I guess I am probably the Hairdresser’s worst nightmare because those scissors in my bathroom drawer are a little bit too handy when the mirror is not reflecting what I want it to. Several times, I have tried to “improve” that reflection by “trimming” just the crown portion of my hair so that it will do what I want it too…. I either don’t have the time to get an appointment to see the “Professional”…. or…. I am just wanting instant results and don’t want to wait.
Now… I can pretty much get away with it the first time…..It looks ok to the untrained eye and from a distance….. but… if I do it again before I have it done professionally…. that line between the top and the bottom gets to be pretty drastic and then when they try to “fix” it to my specifications….well…. it is almost next to impossible. I have to give them credit though…. they want to make me happy and we seem to find a “compromise”. They are now happy that I have not left crying and I am happy that they didn’t butcher me.
HOWEVER…. Neither one of us REALLY got the IDEAL outcome. Well…. Last week I went to someone new. I had to admit to him that I had taken the scissors to my hair and his reply was….”I was wondering what happened to the top of your head”….yep… it was pretty obvious!!! Not quite in the running for the Billy Cirus look a like photo shoot…. but close!
Now… the plan of attack…. He is going to see me in 4 week intervals… (I am assuming, before I have a chance to get the scissors out). Let the top grow out to fill in that spot that has been removed by said scissors and then slowly get me to what I am hopefully anticipating as the Ideal cut that I have been so desperately seeking for sometime now. He can “see” that outcome in his mind…. I can’t right now… but… I decided that I was going to trust him and go with it. Why? Was it his confident tone of how he told me? My desperation on getting “fixed” ? My age, in the fact that I am not as “picky” as I once was? I’m really not quite sure… maybe ……a combination of those and many others floating around in my head. I just did it!
Granted…. he did have to go to the extreme on the length in order to make it all meld together…. but… since I know that he has a plan of attack and a final outcome that is supposed to be fantastic... well…..that seemed to be all that I needed to keep me from falling into that pit of despair that would have normally been my home for the next 3 months until my hair grew back.
God also has a plan of attack for my life! He knows what He has planned out for my life!
Jeremiah 29:11 in the Message Bible says it this way “ I know what I’m doing. I have it all planned out-plans to take care of you, not abandon you, plans to give you the future you hope for.”

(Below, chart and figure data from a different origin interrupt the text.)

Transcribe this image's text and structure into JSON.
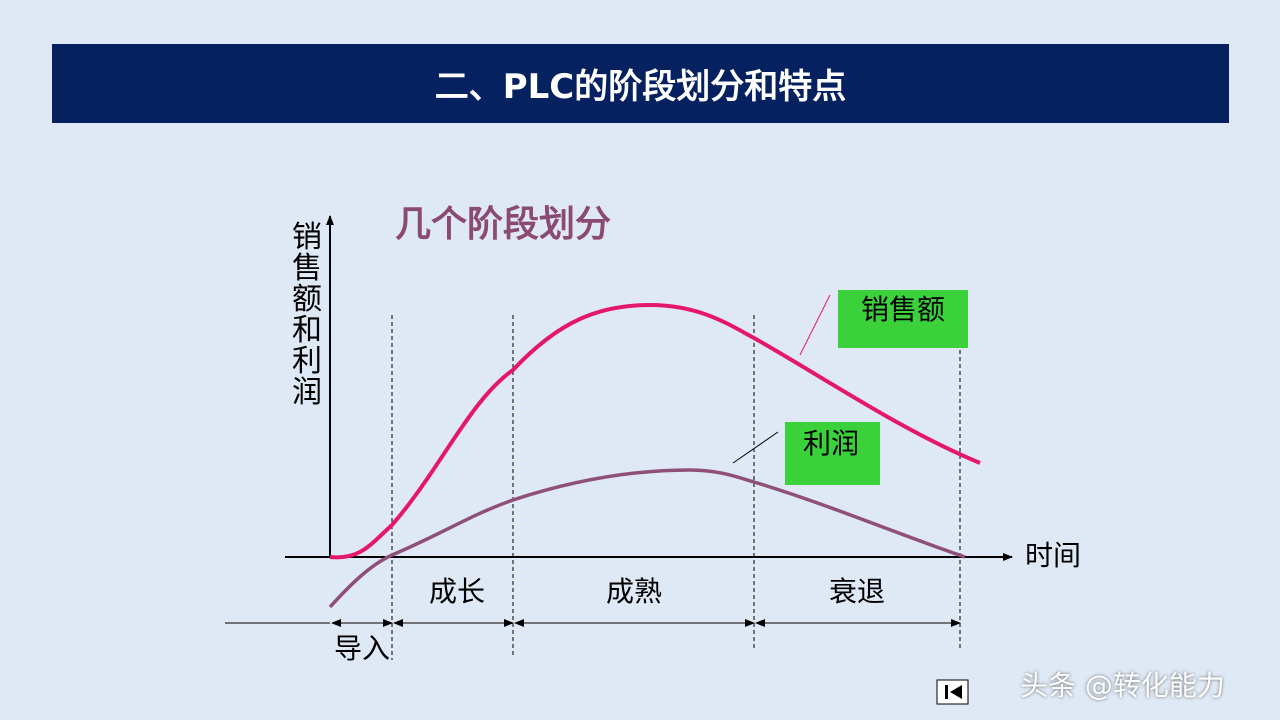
{
  "header": {
    "title": "二、PLC的阶段划分和特点"
  },
  "diagram": {
    "subtitle": "几个阶段划分",
    "y_axis_label": "销售额和利润",
    "x_axis_label": "时间",
    "curve_labels": [
      "销售额",
      "利润"
    ],
    "stages": [
      "导入",
      "成长",
      "成熟",
      "衰退"
    ]
  },
  "footer": {
    "watermark": "头条 @转化能力"
  }
}
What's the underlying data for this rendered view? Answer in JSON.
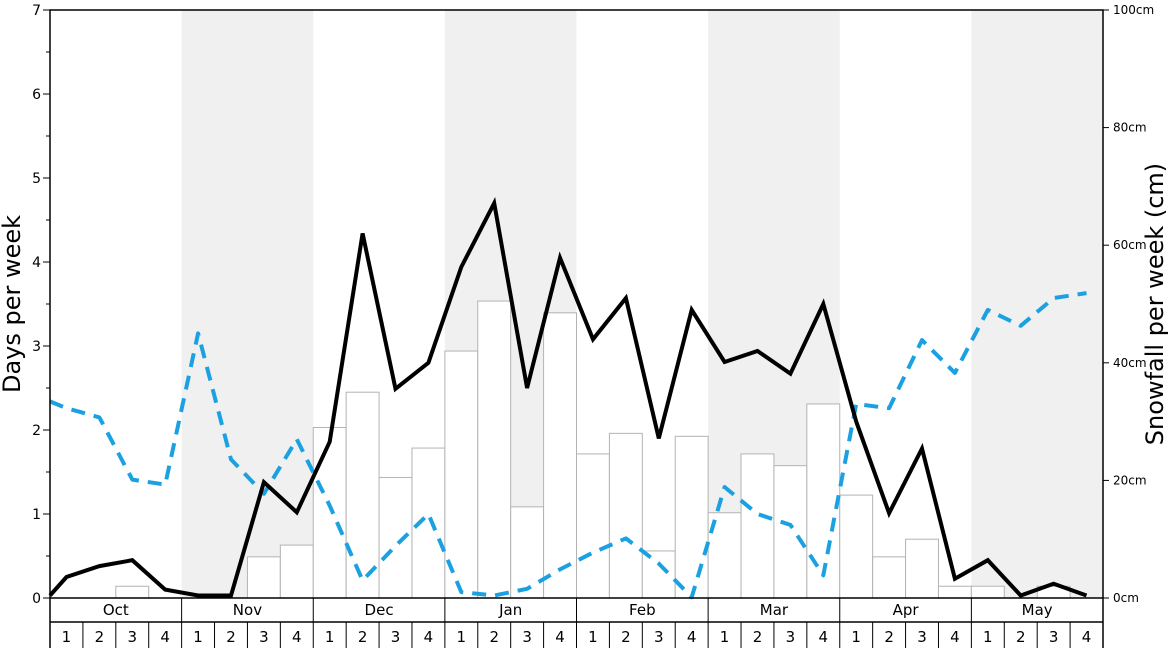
{
  "chart_data": {
    "type": "bar",
    "ylabel": "Days per week",
    "y2label": "Snowfall per week (cm)",
    "ylim": [
      0,
      7
    ],
    "y_ticks": [
      "0",
      "1",
      "2",
      "3",
      "4",
      "5",
      "6",
      "7"
    ],
    "y2lim": [
      0,
      100
    ],
    "y2_ticks": [
      "0cm",
      "20cm",
      "40cm",
      "60cm",
      "80cm",
      "100cm"
    ],
    "months": [
      "Oct",
      "Nov",
      "Dec",
      "Jan",
      "Feb",
      "Mar",
      "Apr",
      "May"
    ],
    "weeks": [
      "1",
      "2",
      "3",
      "4"
    ],
    "colors": {
      "bars_fill": "#ffffff",
      "bars_stroke": "#b3b3b3",
      "band": "#f0f0f0",
      "solid_line": "#000000",
      "dashed_line": "#1ba1e2"
    },
    "series": [
      {
        "kind": "bars",
        "axis": "right",
        "values": [
          0,
          0,
          2,
          0,
          0,
          0,
          7,
          9,
          29,
          35,
          20.5,
          25.5,
          42,
          50.5,
          15.5,
          48.5,
          24.5,
          28,
          8,
          27.5,
          14.5,
          24.5,
          22.5,
          33,
          17.5,
          7,
          10,
          2,
          2,
          0,
          2,
          0
        ]
      },
      {
        "kind": "line",
        "style": "solid",
        "axis": "left",
        "values": [
          0.25,
          0.38,
          0.45,
          0.1,
          0.03,
          0.03,
          1.38,
          1.02,
          1.86,
          4.34,
          2.49,
          2.8,
          3.94,
          4.7,
          2.5,
          4.05,
          3.08,
          3.57,
          1.9,
          3.43,
          2.81,
          2.94,
          2.67,
          3.5,
          2.1,
          1.01,
          1.78,
          0.23,
          0.45,
          0.03,
          0.17,
          0.03
        ]
      },
      {
        "kind": "line",
        "style": "dashed",
        "axis": "left",
        "values": [
          2.26,
          2.15,
          1.41,
          1.35,
          3.15,
          1.65,
          1.24,
          1.89,
          1.1,
          0.21,
          0.62,
          1.0,
          0.07,
          0.03,
          0.11,
          0.34,
          0.54,
          0.71,
          0.41,
          0.01,
          1.32,
          1.0,
          0.87,
          0.27,
          2.31,
          2.26,
          3.07,
          2.68,
          3.43,
          3.24,
          3.57,
          3.63
        ]
      }
    ],
    "solid_line_start": 0.03,
    "dashed_line_start": 2.34
  }
}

Wow…. pretty plain and simple…He has it all planned out! Step by Step….. hour by hour…. day by day…. week by week…. month by month….. year….. by…… year. Yep… sometimes we have to wait year…. by ….. year to see that Ideal plan unfold…. ! I sometimes however, do not like to wait… So…. I get those scissors out of the drawer and start “trimming” on those problem spots in my life myself. Now, I can sometimes get away with it …..for awhile. Things seem to look as though they are ok and “fixed” to the untrained eye and …… from a distance…. but….If I continue to “trim” on those problems myself…. after awhile….well…like my hair…. the top and the bottom… the beginning and the end …. just doesn’t “meld” together. That middle part…. the part that I am living in … the here and now…. just …. exists…there is no flow…no..harmony…. it is just….”there”….
NOW… I take it to the Professional… NOW …. I surrender….. NOW …. I trust…. OH YES…. He has a mess to fix….I tell HIM that I have taken the scissors to my life… to “trim” off those problems…and HE says…. “Yes… I was wondering what had happened to that part of your life”…. and then…. He puts into motion HIS plan of attack…. HE sometimes has to really get drastic in HIS first line of defense…Whack off some of what I had been hanging on to for what ever reason…. It doesn’t seem to be ….and right now isn’t… the Ideal situation… but… HE has a plan! If I will just hang on to that HOPE …. and catch the “vision” My God has for me….That Plan…. That HE is going to take care of me…. that HE will NOT abandon me…. and that HE is giving me the future that I hope for!!!!
I am hoping for a glorious, prosperous, amazing, bright, wonderful future….!
And my GOD said HE will give that to me!
I am hooking up with HIS Plan of attack for my life!!!!